Agar demokrasi dengan sistem pembagian kekuasaan dapat bekerja, perlu ada suatu kelompok
inti moderat yang cukup kuat –melibatkan baik elit politik maupun masyarakat madani-– yang
mendukung koeksistensi secara pragmatik dalam masyarakat multi—etnik. Kelompok moderat
yang memiliki komitmen untuk membagi kekuasaan dalam demokrasi multi—etnik harus bisa
menahan tekanan yang timbul dari politisi golongan ekstrem dan masyarakat yang termobilisasi
pada perbedaan etnik sebagai cara menuju kekuasaan.

e. Memelihara Perjanjian Perdamaian

Terdapat pengakuan yang semakin luas oleh komunitas internasional bahwa pencegahan konflik
harus membahas akar masalah dan mengelola sumber konflik yang berlanjut dengan cara yang
terstruktur dan membangun.

Pelajaran yang diberikan secara keseluruhan oleh keberhasilan dan kegagalan untuk calon
pembangun demokrasi? Yang pertama adalah bahwa proses pencapaian kesepakatan harus
diperhatikan, tidak hanya terkonsentrasi pada hasil skenario. Pembedaan antara proses dan hasil
ini merupakan salah satu pelajaran yang paling keras dalam pembangunan perdamaian pasca-
penyelesaian dalam dekade 1990-an.

Memperhatikan hasil penelitian, analisa data, dan diskusi teoritik yang telah disajikan di atas,
maka penelitian tentang resolusi konflik Pilkada ini dapat merumuskan kesimpulan sebagai
berikut:

1. Pandangan, pemahaman, dan pemaknaan warga, elit politik, pemerintah dan elemen terkait
tentang pengelolaan konflik pilkada tidak ada, artinya semua pihak dalam hal ini tidak memiliki
pemahaman yang sistematis dan komprehensif.

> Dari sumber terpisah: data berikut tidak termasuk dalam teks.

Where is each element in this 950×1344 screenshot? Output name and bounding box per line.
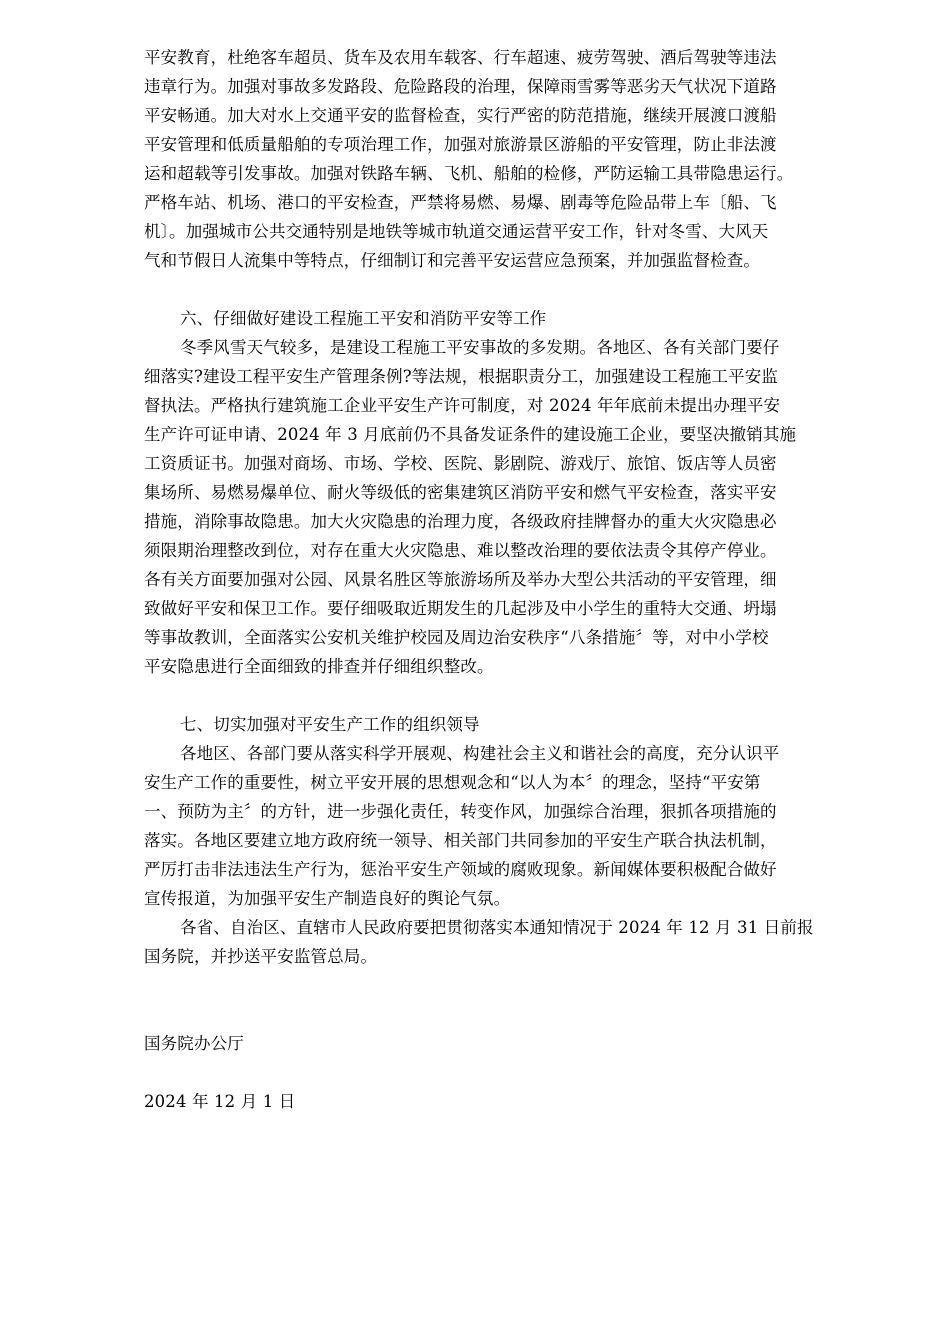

2. Pengelolaan atau resolusi konflik Pilkada di arahkan pada dua hal. Pertama, mencari ketetapan
hukum atas persoalan yang menjadi pemicu konflik. Kedua, menggeser level konflik dari
manifest level menjadi latent level, atau dalam bahasa lain dapat disebut tindakan
menenggalamkan konflik di bawah permukaan . Inilah yang kita sebut dengan transformasi
konflik. Dalam konteks pengelolaan konflik di Kabupaten Tuban dan Lobar tidak terukur, karena
tidak ada perencanaan, pengorganisasian, sistem kontrol, yang disiapkan sebelumnya sebagai
tindakan preventif. Atau dapat dikatakan sifatnya alamiah (natural), mengalir apa adanya.

3. Model resolusi konflik Pilkada yang ditemukan disebut dengan fluidity resolution model yang
memiliki dua bentuk yakni formal resolution dan informal and accidental resolution. Resolusi
formal dilakukan jika konflik telah memasuki wilayah pelanggaran ketentuan-ketentuan hukum
legal formal. Sedangkan resolusi informal dilakukan jika konflik lebih bersentuhan dengan
problema: sosial, politik, dan ekonomi.